Prof Suparji Ahmad: Penegakan Hukum Harus Efektif dan Ekonomis
Terbaru

Prof Suparji Ahmad: Penegakan Hukum Harus Efektif dan Ekonomis

Ke depan, baik pembuat kebijakan/UU maupun lembaga peradilan harus berpikir efektif dan ekonomis dalam upaya penegakan hukum yang berkeadilan.

Oleh:
Rofiq Hidayat
Bacaan 3 Menit
Suparji Ahmad saat menyampaikan orasi ilmiah berjudul 'Kontekstualisasi Nilai Keadilan Sosial dalam Sistem Hukum Indonesia melalui Pendekatan Economic Analysis of Law', Kamis (23/6/2022). Foto: Istimewa
Suparji Ahmad saat menyampaikan orasi ilmiah berjudul 'Kontekstualisasi Nilai Keadilan Sosial dalam Sistem Hukum Indonesia melalui Pendekatan Economic Analysis of Law', Kamis (23/6/2022). Foto: Istimewa

Fenomena kasus tebang pilih dalam penegakan hukum bukan rahasia umum yang sudah sedemikian terbuka. Padahal, hakikat penegakan hukum bermuara pada keadilan. Ironisnya, hukum di Indonesia masih bersifat kelembagaan dan instrumennya berujung ketidakmampuan mewujudkan keadilan sejati.  

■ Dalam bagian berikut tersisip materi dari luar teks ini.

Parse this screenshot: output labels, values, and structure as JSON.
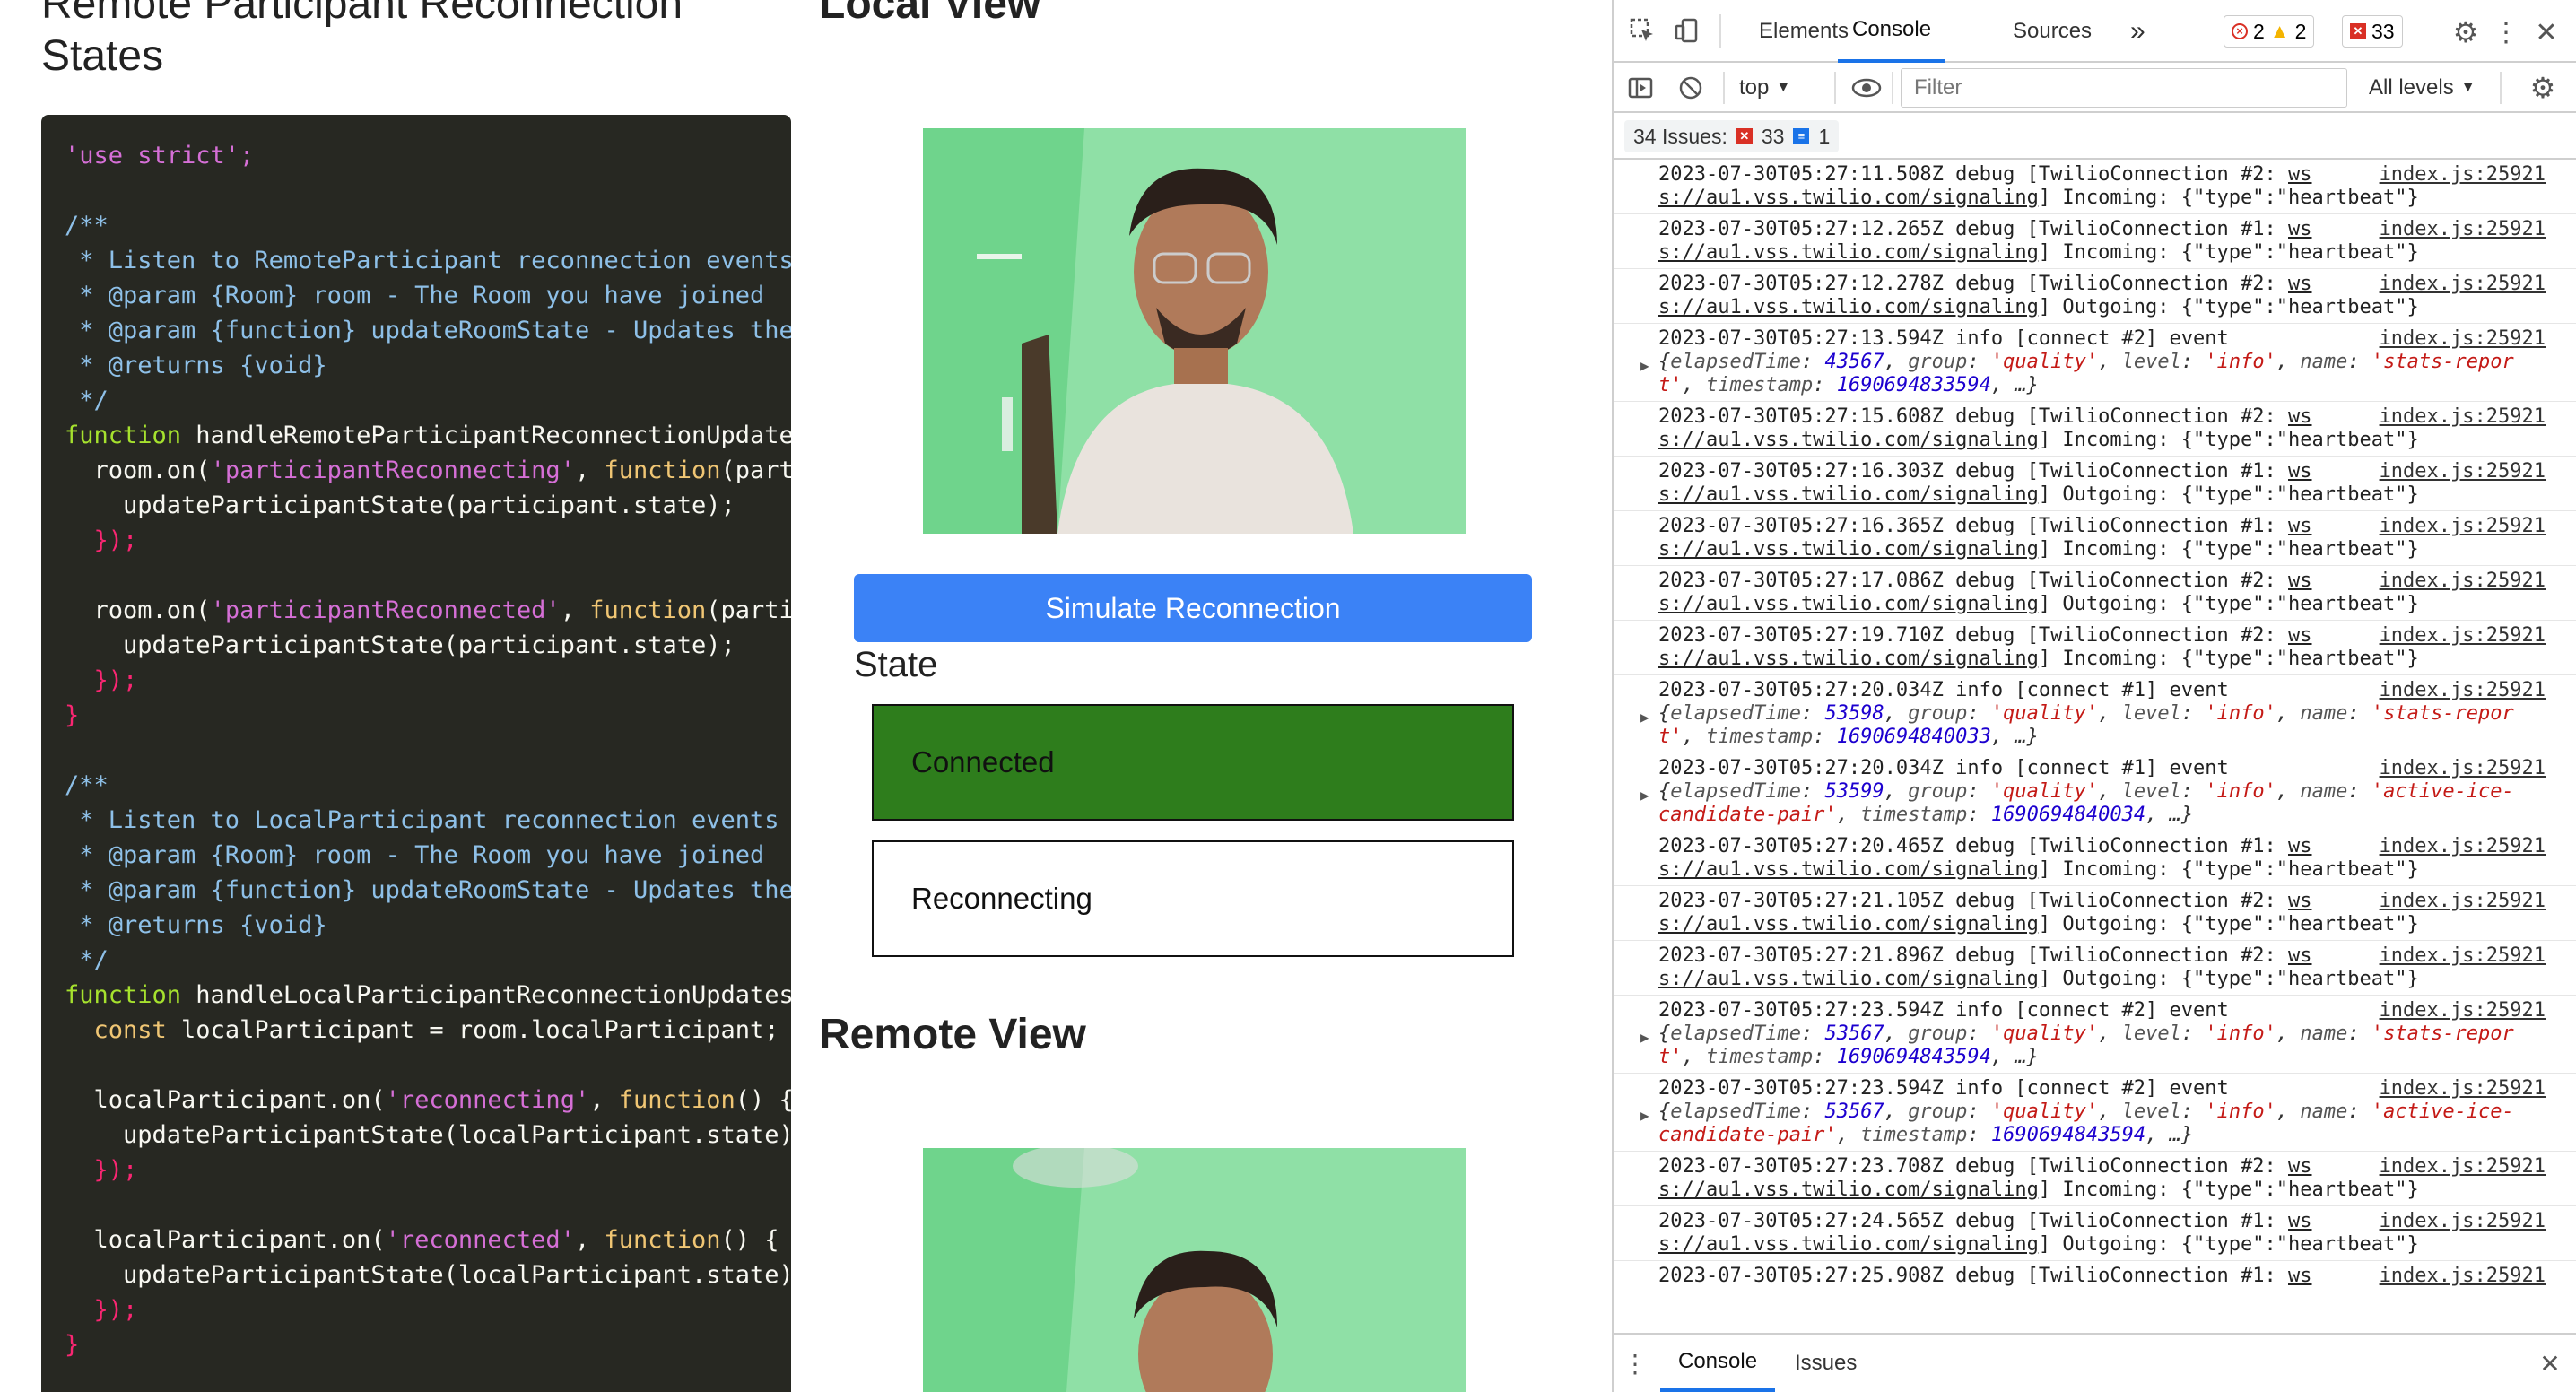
{
  "page": {
    "title_left": "Remote Participant Reconnection States",
    "title_local": "Local View",
    "title_remote": "Remote View",
    "simulate_button": "Simulate Reconnection",
    "state_heading": "State",
    "state_connected": "Connected",
    "state_reconnecting": "Reconnecting"
  },
  "code": {
    "line1": "'use strict';",
    "l_c1": "/**",
    "l_c2": " * Listen to RemoteParticipant reconnection events a",
    "l_c3": " * @param {Room} room - The Room you have joined",
    "l_c4": " * @param {function} updateRoomState - Updates the a",
    "l_c5": " * @returns {void}",
    "l_c6": " */",
    "l_f1_kw": "function",
    "l_f1_name": " handleRemoteParticipantReconnectionUpdates(",
    "l_r1a": "  room.on(",
    "l_r1b": "'participantReconnecting'",
    "l_r1c": ", ",
    "l_r1d": "function",
    "l_r1e": "(partic",
    "l_u1": "    updateParticipantState(participant.state);",
    "l_close1": "  });",
    "l_r2a": "  room.on(",
    "l_r2b": "'participantReconnected'",
    "l_r2c": ", ",
    "l_r2d": "function",
    "l_r2e": "(partici",
    "l_u2": "    updateParticipantState(participant.state);",
    "l_close2": "  });",
    "l_brace1": "}",
    "l_d1": "/**",
    "l_d2": " * Listen to LocalParticipant reconnection events an",
    "l_d3": " * @param {Room} room - The Room you have joined",
    "l_d4": " * @param {function} updateRoomState - Updates the a",
    "l_d5": " * @returns {void}",
    "l_d6": " */",
    "l_f2_kw": "function",
    "l_f2_name": " handleLocalParticipantReconnectionUpdates(r",
    "l_const_kw": "  const",
    "l_const_rest": " localParticipant = room.localParticipant;",
    "l_lp1a": "  localParticipant.on(",
    "l_lp1b": "'reconnecting'",
    "l_lp1c": ", ",
    "l_lp1d": "function",
    "l_lp1e": "() {",
    "l_u3": "    updateParticipantState(localParticipant.state);",
    "l_close3": "  });",
    "l_lp2a": "  localParticipant.on(",
    "l_lp2b": "'reconnected'",
    "l_lp2c": ", ",
    "l_lp2d": "function",
    "l_lp2e": "() {",
    "l_u4": "    updateParticipantState(localParticipant.state);",
    "l_close4": "  });",
    "l_brace2": "}"
  },
  "devtools": {
    "tabs": [
      "Elements",
      "Console",
      "Sources"
    ],
    "more_tabs": "»",
    "errors_count": "2",
    "warnings_count": "2",
    "issues_badge_count": "33",
    "context": "top",
    "filter_placeholder": "Filter",
    "levels": "All levels",
    "issues_label": "34 Issues:",
    "issues_errors": "33",
    "issues_info": "1",
    "drawer_tabs": [
      "Console",
      "Issues"
    ],
    "messages": [
      {
        "l1": "2023-07-30T05:27:11.508Z debug [TwilioConnection #2: ",
        "ws": "ws",
        "l2a": "s://au1.vss.twilio.com/signaling",
        "l2b": "] Incoming: {\"type\":\"heartbeat\"}",
        "src": "index.js:25921"
      },
      {
        "l1": "2023-07-30T05:27:12.265Z debug [TwilioConnection #1: ",
        "ws": "ws",
        "l2a": "s://au1.vss.twilio.com/signaling",
        "l2b": "] Incoming: {\"type\":\"heartbeat\"}",
        "src": "index.js:25921"
      },
      {
        "l1": "2023-07-30T05:27:12.278Z debug [TwilioConnection #2: ",
        "ws": "ws",
        "l2a": "s://au1.vss.twilio.com/signaling",
        "l2b": "] Outgoing: {\"type\":\"heartbeat\"}",
        "src": "index.js:25921"
      },
      {
        "l1": "2023-07-30T05:27:13.594Z info [connect #2] event",
        "obj": [
          "43567",
          "'quality'",
          "'info'",
          "'stats-repor",
          "t'",
          "1690694833594"
        ],
        "src": "index.js:25921"
      },
      {
        "l1": "2023-07-30T05:27:15.608Z debug [TwilioConnection #2: ",
        "ws": "ws",
        "l2a": "s://au1.vss.twilio.com/signaling",
        "l2b": "] Incoming: {\"type\":\"heartbeat\"}",
        "src": "index.js:25921"
      },
      {
        "l1": "2023-07-30T05:27:16.303Z debug [TwilioConnection #1: ",
        "ws": "ws",
        "l2a": "s://au1.vss.twilio.com/signaling",
        "l2b": "] Outgoing: {\"type\":\"heartbeat\"}",
        "src": "index.js:25921"
      },
      {
        "l1": "2023-07-30T05:27:16.365Z debug [TwilioConnection #1: ",
        "ws": "ws",
        "l2a": "s://au1.vss.twilio.com/signaling",
        "l2b": "] Incoming: {\"type\":\"heartbeat\"}",
        "src": "index.js:25921"
      },
      {
        "l1": "2023-07-30T05:27:17.086Z debug [TwilioConnection #2: ",
        "ws": "ws",
        "l2a": "s://au1.vss.twilio.com/signaling",
        "l2b": "] Outgoing: {\"type\":\"heartbeat\"}",
        "src": "index.js:25921"
      },
      {
        "l1": "2023-07-30T05:27:19.710Z debug [TwilioConnection #2: ",
        "ws": "ws",
        "l2a": "s://au1.vss.twilio.com/signaling",
        "l2b": "] Incoming: {\"type\":\"heartbeat\"}",
        "src": "index.js:25921"
      },
      {
        "l1": "2023-07-30T05:27:20.034Z info [connect #1] event",
        "obj": [
          "53598",
          "'quality'",
          "'info'",
          "'stats-repor",
          "t'",
          "1690694840033"
        ],
        "src": "index.js:25921"
      },
      {
        "l1": "2023-07-30T05:27:20.034Z info [connect #1] event",
        "obj2": [
          "53599",
          "'quality'",
          "'info'",
          "'active-ice-",
          "candidate-pair'",
          "1690694840034"
        ],
        "src": "index.js:25921"
      },
      {
        "l1": "2023-07-30T05:27:20.465Z debug [TwilioConnection #1: ",
        "ws": "ws",
        "l2a": "s://au1.vss.twilio.com/signaling",
        "l2b": "] Incoming: {\"type\":\"heartbeat\"}",
        "src": "index.js:25921"
      },
      {
        "l1": "2023-07-30T05:27:21.105Z debug [TwilioConnection #2: ",
        "ws": "ws",
        "l2a": "s://au1.vss.twilio.com/signaling",
        "l2b": "] Outgoing: {\"type\":\"heartbeat\"}",
        "src": "index.js:25921"
      },
      {
        "l1": "2023-07-30T05:27:21.896Z debug [TwilioConnection #2: ",
        "ws": "ws",
        "l2a": "s://au1.vss.twilio.com/signaling",
        "l2b": "] Outgoing: {\"type\":\"heartbeat\"}",
        "src": "index.js:25921"
      },
      {
        "l1": "2023-07-30T05:27:23.594Z info [connect #2] event",
        "obj": [
          "53567",
          "'quality'",
          "'info'",
          "'stats-repor",
          "t'",
          "1690694843594"
        ],
        "src": "index.js:25921"
      },
      {
        "l1": "2023-07-30T05:27:23.594Z info [connect #2] event",
        "obj2": [
          "53567",
          "'quality'",
          "'info'",
          "'active-ice-",
          "candidate-pair'",
          "1690694843594"
        ],
        "src": "index.js:25921"
      },
      {
        "l1": "2023-07-30T05:27:23.708Z debug [TwilioConnection #2: ",
        "ws": "ws",
        "l2a": "s://au1.vss.twilio.com/signaling",
        "l2b": "] Incoming: {\"type\":\"heartbeat\"}",
        "src": "index.js:25921"
      },
      {
        "l1": "2023-07-30T05:27:24.565Z debug [TwilioConnection #1: ",
        "ws": "ws",
        "l2a": "s://au1.vss.twilio.com/signaling",
        "l2b": "] Outgoing: {\"type\":\"heartbeat\"}",
        "src": "index.js:25921"
      },
      {
        "l1": "2023-07-30T05:27:25.908Z debug [TwilioConnection #1: ",
        "ws": "ws",
        "l2a": "",
        "l2b": "",
        "src": "index.js:25921"
      }
    ]
  },
  "colors": {
    "code_bg": "#272822",
    "button_blue": "#3b82f6",
    "connected_green": "#2e7d1c",
    "devtools_active": "#1a73e8",
    "error_red": "#d93025",
    "warning_yellow": "#f4b400"
  },
  "icons": [
    "inspect-icon",
    "device-toggle-icon",
    "settings-icon",
    "kebab-menu-icon",
    "close-icon",
    "sidebar-icon",
    "clear-console-icon",
    "eye-icon",
    "gear-icon"
  ]
}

“Fenomena tebang pilih melahirkan ketidakadilan, ada yang menyatakan hukum dan keadilan seperti sudah ‘bercerai’,” ujar Suparji Ahmad saat menyampaikan orasi ilmiah berjudul “Kontekstualisasi Nilai Keadilan Sosial dalam Sistem Hukum Indonesia melalui Pendekatan Economic Analysis of Law” dalam acara pengukuhan Guru Besar Ilmu Hukum di Fakultas Hukum Universitas Al-Azhar Indonesia (FH UAI), Kamis (23/6/2022). 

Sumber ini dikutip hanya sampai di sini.